The mini-movie she made with her teammates shows Alanah Cleare falling asleep while studying in the University of Mary Washington’s Hurley Convergence Center. In the AI-assisted dream sequence that follows, she awakens on Campus Walk surrounded by fantastical fruit – talking pineapples and combustible berries that swirl up to the sky and explode in a rainbow.
The ethereal composition was created by UMW junior Owen Wheeler and senior Chloe Adler, along with Cleare, who graduated from UMW in May but returned this summer to take part in a faculty-guided research opportunity. The group was led by Assistant Professor of Communication and Digital Studies J.D. Swerzenski.

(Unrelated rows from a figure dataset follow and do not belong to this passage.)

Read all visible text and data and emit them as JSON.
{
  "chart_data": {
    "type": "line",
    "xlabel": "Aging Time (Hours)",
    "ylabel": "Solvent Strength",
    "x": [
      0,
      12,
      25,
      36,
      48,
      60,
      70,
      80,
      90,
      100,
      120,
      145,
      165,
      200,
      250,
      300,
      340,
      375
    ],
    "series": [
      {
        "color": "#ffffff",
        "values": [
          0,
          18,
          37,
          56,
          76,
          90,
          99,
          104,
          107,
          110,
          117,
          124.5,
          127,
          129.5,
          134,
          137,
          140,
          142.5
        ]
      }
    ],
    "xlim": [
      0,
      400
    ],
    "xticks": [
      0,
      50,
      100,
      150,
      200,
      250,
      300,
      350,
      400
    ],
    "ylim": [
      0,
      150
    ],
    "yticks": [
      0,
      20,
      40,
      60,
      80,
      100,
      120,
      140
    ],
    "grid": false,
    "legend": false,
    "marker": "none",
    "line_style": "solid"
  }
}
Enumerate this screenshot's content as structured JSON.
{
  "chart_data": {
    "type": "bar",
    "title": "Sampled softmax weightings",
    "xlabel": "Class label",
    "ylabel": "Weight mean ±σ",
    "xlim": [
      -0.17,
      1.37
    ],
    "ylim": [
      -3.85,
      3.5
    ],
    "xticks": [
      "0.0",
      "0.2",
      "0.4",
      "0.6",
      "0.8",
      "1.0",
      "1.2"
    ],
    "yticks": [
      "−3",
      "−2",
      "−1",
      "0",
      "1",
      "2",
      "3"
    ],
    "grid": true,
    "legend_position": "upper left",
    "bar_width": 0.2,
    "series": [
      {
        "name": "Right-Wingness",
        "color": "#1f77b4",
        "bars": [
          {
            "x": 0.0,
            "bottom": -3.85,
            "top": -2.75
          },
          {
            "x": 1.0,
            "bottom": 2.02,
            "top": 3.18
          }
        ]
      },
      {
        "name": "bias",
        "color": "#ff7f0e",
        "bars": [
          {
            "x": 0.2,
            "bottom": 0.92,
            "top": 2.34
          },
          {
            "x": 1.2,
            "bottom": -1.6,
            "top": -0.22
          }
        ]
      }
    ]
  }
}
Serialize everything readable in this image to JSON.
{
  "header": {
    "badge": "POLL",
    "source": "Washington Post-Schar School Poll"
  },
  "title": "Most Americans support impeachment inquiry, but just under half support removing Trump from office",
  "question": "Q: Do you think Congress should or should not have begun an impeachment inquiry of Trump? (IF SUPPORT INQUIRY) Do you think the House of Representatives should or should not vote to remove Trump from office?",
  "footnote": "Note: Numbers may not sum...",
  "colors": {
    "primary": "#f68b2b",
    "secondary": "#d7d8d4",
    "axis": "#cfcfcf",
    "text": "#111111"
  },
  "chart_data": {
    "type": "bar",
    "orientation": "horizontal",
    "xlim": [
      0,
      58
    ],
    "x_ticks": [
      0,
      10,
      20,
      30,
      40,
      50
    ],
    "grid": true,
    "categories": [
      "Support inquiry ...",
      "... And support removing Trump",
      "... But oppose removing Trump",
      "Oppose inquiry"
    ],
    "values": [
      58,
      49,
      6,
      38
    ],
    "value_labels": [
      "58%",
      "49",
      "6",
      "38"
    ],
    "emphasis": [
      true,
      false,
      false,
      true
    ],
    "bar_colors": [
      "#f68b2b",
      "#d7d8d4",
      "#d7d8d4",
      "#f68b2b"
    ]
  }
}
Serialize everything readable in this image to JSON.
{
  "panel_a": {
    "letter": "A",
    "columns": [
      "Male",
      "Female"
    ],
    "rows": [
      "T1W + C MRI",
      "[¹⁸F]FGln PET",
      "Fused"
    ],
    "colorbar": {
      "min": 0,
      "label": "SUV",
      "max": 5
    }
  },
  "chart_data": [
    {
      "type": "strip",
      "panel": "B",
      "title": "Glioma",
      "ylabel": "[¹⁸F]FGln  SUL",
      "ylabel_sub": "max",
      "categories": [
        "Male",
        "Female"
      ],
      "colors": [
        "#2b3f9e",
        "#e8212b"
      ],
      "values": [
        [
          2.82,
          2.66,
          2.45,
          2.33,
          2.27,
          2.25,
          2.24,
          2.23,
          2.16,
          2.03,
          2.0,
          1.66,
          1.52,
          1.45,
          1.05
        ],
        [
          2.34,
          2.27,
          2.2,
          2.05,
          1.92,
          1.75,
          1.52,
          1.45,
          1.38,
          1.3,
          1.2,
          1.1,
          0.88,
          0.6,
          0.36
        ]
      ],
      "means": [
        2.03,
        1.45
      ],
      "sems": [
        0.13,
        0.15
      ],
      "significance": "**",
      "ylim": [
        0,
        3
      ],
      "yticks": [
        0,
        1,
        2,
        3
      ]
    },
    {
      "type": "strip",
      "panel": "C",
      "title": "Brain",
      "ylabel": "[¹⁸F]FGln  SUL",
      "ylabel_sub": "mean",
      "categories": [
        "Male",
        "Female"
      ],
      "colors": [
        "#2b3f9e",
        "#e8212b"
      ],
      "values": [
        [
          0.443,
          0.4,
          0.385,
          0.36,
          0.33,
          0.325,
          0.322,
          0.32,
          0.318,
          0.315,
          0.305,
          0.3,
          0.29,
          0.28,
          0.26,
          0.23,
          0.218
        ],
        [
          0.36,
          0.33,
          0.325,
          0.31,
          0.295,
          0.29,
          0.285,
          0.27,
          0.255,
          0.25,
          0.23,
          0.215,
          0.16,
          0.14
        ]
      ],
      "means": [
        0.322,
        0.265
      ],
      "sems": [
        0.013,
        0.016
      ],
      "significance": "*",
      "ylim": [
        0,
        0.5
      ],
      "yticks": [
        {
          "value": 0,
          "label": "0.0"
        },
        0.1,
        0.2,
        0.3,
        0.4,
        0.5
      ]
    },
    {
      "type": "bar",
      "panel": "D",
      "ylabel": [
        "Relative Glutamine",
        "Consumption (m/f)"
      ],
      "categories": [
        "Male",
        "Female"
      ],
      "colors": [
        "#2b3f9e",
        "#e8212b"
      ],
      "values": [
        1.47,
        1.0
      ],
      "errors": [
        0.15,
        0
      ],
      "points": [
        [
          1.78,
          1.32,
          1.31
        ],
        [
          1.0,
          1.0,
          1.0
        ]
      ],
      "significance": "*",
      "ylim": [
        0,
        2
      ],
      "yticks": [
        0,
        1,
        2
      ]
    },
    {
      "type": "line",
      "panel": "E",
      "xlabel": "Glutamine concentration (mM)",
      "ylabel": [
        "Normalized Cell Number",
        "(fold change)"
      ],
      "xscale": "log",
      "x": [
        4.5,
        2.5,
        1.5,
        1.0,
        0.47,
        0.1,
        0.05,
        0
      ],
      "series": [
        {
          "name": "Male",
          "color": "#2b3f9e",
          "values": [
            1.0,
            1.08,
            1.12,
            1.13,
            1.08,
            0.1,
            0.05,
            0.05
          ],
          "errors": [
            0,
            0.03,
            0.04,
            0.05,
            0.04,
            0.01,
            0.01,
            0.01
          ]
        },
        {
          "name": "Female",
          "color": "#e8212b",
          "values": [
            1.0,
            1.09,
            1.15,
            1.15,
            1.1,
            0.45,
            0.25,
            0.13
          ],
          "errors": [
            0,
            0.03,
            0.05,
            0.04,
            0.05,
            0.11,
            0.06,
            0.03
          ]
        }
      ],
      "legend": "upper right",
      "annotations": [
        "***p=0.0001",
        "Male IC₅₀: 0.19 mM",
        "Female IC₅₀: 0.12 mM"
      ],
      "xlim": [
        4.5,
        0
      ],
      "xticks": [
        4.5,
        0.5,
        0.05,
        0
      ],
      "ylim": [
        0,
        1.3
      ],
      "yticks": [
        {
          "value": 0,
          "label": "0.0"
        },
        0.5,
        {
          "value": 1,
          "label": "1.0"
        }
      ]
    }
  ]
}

Their two-minute Berry Blasters movie was part of a project called “Cameraman vs. Machine,” designed to assess the value of artificial intelligence for student filmmakers. It was one of four presentations delivered last month at Mary Washington’s Arts, Humanities and Social Sciences Summer Institute (AHSSSI) Symposium. The fourth annual event – which also explored AI’s potential in creative writing, the role of eye movements in memory, and the evolution of phonological features – was the culmination of five weeks of scholarly summertime work.
“When we’d run into issues, Dr. Fallon would remind us that we were undergraduate students doing graduate-level research,” senior Michael Boehmcke told symposium spectators who gathered inside Combs Hall to hear the groups’ trials and tribulations, along with their triumphs.
Boehmcke, a creative writing major who transferred to Mary Washington from Tidewater Community College, joined senior Bex Colley and junior Ainsley Graf for their project, “Atoms of Sound: An Encyclopedia of Phonological Features,” led by Associate Professor of Linguistics Paul Fallon.
“They’re getting close mentoring, plus research, writing and editing, and technical skills,” Fallon said of AHSSSI and his group, which catalogued the abstract components of speech sounds used by the world’s more than 7,000 languages. “I think this is why they came to Mary Washington. This is the type of experience they were looking for.”



A résumé- and career-building offering, AHSSSI is meant to provide a personal touch, with plenty of access to teammates and professors. The process, which also comes with a paycheck for participants, strengthens students’ skills in critical thinking, analytics, data literacy, website design, teamwork, public speaking and more.
For senior English major Asunta Ross, getting involved in “Experiments in Generative AI, Literature and Machine Learning for Creative Writing,” with Associate Professor of Communication and Digital Studies Zach Whalen was an opportunity to try something new. Ross and her teammates, junior Kenzie Lotz and sophomore Cory Wagaman-Eure, paired AI-training frameworks like Unsloth and Ollama with classics like A Christmas Carol and Uncle Tom’s Cabin.
“We researched different ways AI can pick up on the stylistic choices of authors,” Ross said. “Working with AI is an entirely new concept for me, so I learned a lot.”
Senior Loren Osborne chose to delve deeper into cognitive psychology with “Warming Up: Eye Movements May Improve Recall in Consistently Handed People,” guided by Assistant Professor of Psychological Science Marcus Leppanen, who led this year’s AHSSSI.
Together with teammates and fellow psychology majors – seniors Avery Gallahue and Nyah Speicher, and junior Morgan Crabtree – she ran trials in Mercer Hall’s Eye Tracking Lab, using the psychology department’s Tobii Pro Fusion Eye Tracker. The group explored concepts like Saccade-Induced Retrieval Enhancement and used tools like the Edinburgh Handedness Inventory to study how rapid-eye-movement warmups might provide memory benefits for people who mostly use only their right or left hand.

“This program has allowed us to build our method and test it on a small scale, so we may now look forward to refining it further and gathering data from a larger sample,” Osborne said of the work the group plans to continue next year.
Meanwhile, the “Cameraman vs. Machine” team used models like Sora and Firefly to examine AI’s ability to translate speech, generate images and understand filmmaking terms like “close-up” and “tilt” … and to create productions like the colorful dream sequence starring Cleare.
“Can these AI tools work for us or do they take away from the creativity of filmmaking?” Swerzenski said. “That’s the spirit of AHSSSI. We get to really dig into these things.”